Libreville se positionne comme un acteur clé de la diplomatie verte en Afrique centrale. Le Gabon mise sur son patrimoine naturel exceptionnel pour forger des alliances internationales ambitieuses. La réunion du 5 août 2026 entre Hermann Immongault, vice-président du gouvernement gabonais, et une délégation de la Fondation Prince Albert II de Monaco illustre cette nouvelle orientation stratégique.
L’enjeu dépasse largement la simple protection de l’environnement. Il s’agit de faire du capital naturel gabonais un pilier de développement économique, de coopération internationale et de souveraineté nationale. Les forêts denses, les écosystèmes marins préservés et la biodiversité exceptionnelle du pays représentent un atout majeur dans un contexte mondial marqué par l’urgence climatique.
La délégation monégasque, dirigée par Charles Oula Siehe, conseiller spécial Afrique de la Fondation, a rencontré Hermann Immongault en présence du ministre gabonais de la Pêche, de la Mer et de l’Économie bleue, Aimé Martial Massamba. Les échanges ont porté sur l’intensification de la présence de la Fondation au Gabon et l’élargissement des domaines de collaboration, notamment la conservation des écosystèmes et le développement de l’économie bleue.
Le bassin du Congo, une priorité mondiale
Cette initiative s’inscrit dans une dynamique plus large. La Fondation Prince Albert II de Monaco prépare son vingtième anniversaire et souhaite renforcer son engagement dans le bassin du Congo, véritable poumon vert de la planète. Pour le Gabon, l’opportunité est double : bénéficier d’un soutien international renforcé tout en valorisant son patrimoine naturel comme levier de croissance durable.
Plusieurs axes de coopération se dessinent :
- La protection et la valorisation des forêts gabonaises, essentielles dans la lutte contre le changement climatique
- La conservation de la biodiversité, avec un accent particulier sur les espaces marins
- Le développement des mécanismes de financement carbone, pour rémunérer les efforts de conservation
- L’exploitation raisonnée des ressources maritimes, dans une logique d’économie circulaire
La dimension maritime revêt une importance stratégique particulière. Avec un littoral étendu et des ressources halieutiques abondantes, le Gabon dispose d’un potentiel inexploité. L’enjeu est de concilier exploitation économique, préservation des écosystèmes et retombées positives pour les communautés locales.
Vers une nouvelle diplomatie environnementale
Cette rencontre marque un tournant dans la stratégie gabonaise. Le pays ne considère plus la protection de la nature comme une contrainte, mais comme un levier de développement et de rayonnement international. L’ambition est claire : transformer son capital naturel en actif stratégique, capable d’attirer des investissements et de générer des emplois durables.
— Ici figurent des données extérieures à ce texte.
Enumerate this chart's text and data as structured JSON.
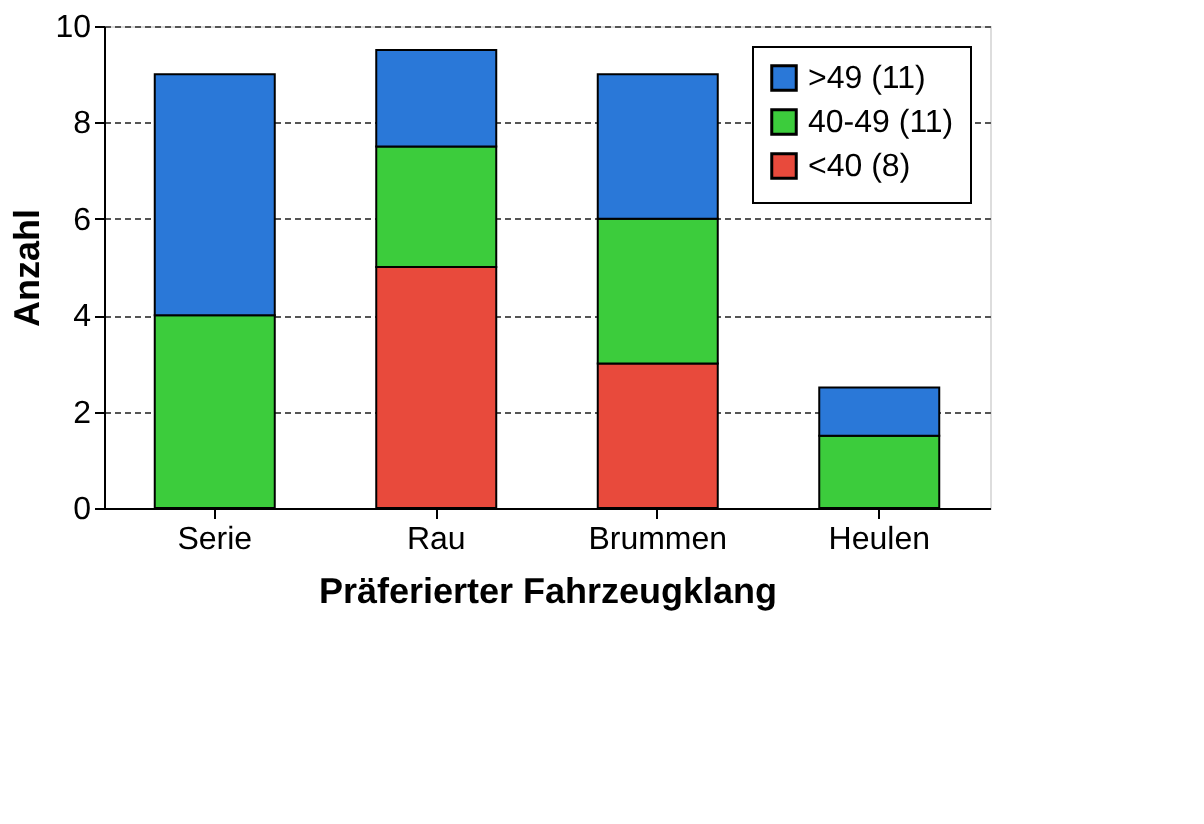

Pour y parvenir, Libreville devra veiller à ce que les partenariats conclus se traduisent par des projets concrets, mesurables et bénéfiques pour les populations. La transparence des mécanismes de financement et l’équité dans la répartition des retombées seront déterminantes. L’objectif n’est plus seulement de protéger l’environnement, mais de faire reconnaître la valeur économique et sociale de ces efforts.
La Fondation Prince Albert II de Monaco apporte son expertise, ses réseaux et sa capacité à mobiliser des financements internationaux. Son expérience dans la protection des écosystèmes sensibles en fait un partenaire idéal. Pour le Gabon, l’enjeu est de tirer parti de cette collaboration pour renforcer sa position sur la scène internationale, tout en consolidant ses propres capacités de gestion environnementale.
Cette alliance s’inscrit dans une logique plus large où la préservation de l’environnement devient un instrument de puissance. Le Gabon, grâce à ses ressources naturelles uniques, dispose d’une carte majeure à jouer dans les négociations climatiques mondiales. En alignant protection de l’environnement et développement économique, le pays peut se positionner comme un modèle de croissance durable en Afrique.
Si cette coopération parvient à concilier conservation, innovation et retombées locales, elle pourrait bien redéfinir les règles du jeu en matière de diplomatie environnementale. Le Gabon a désormais l’opportunité de faire de son patrimoine naturel bien plus qu’un atout écologique : un véritable levier de souveraineté et de prospérité partagée.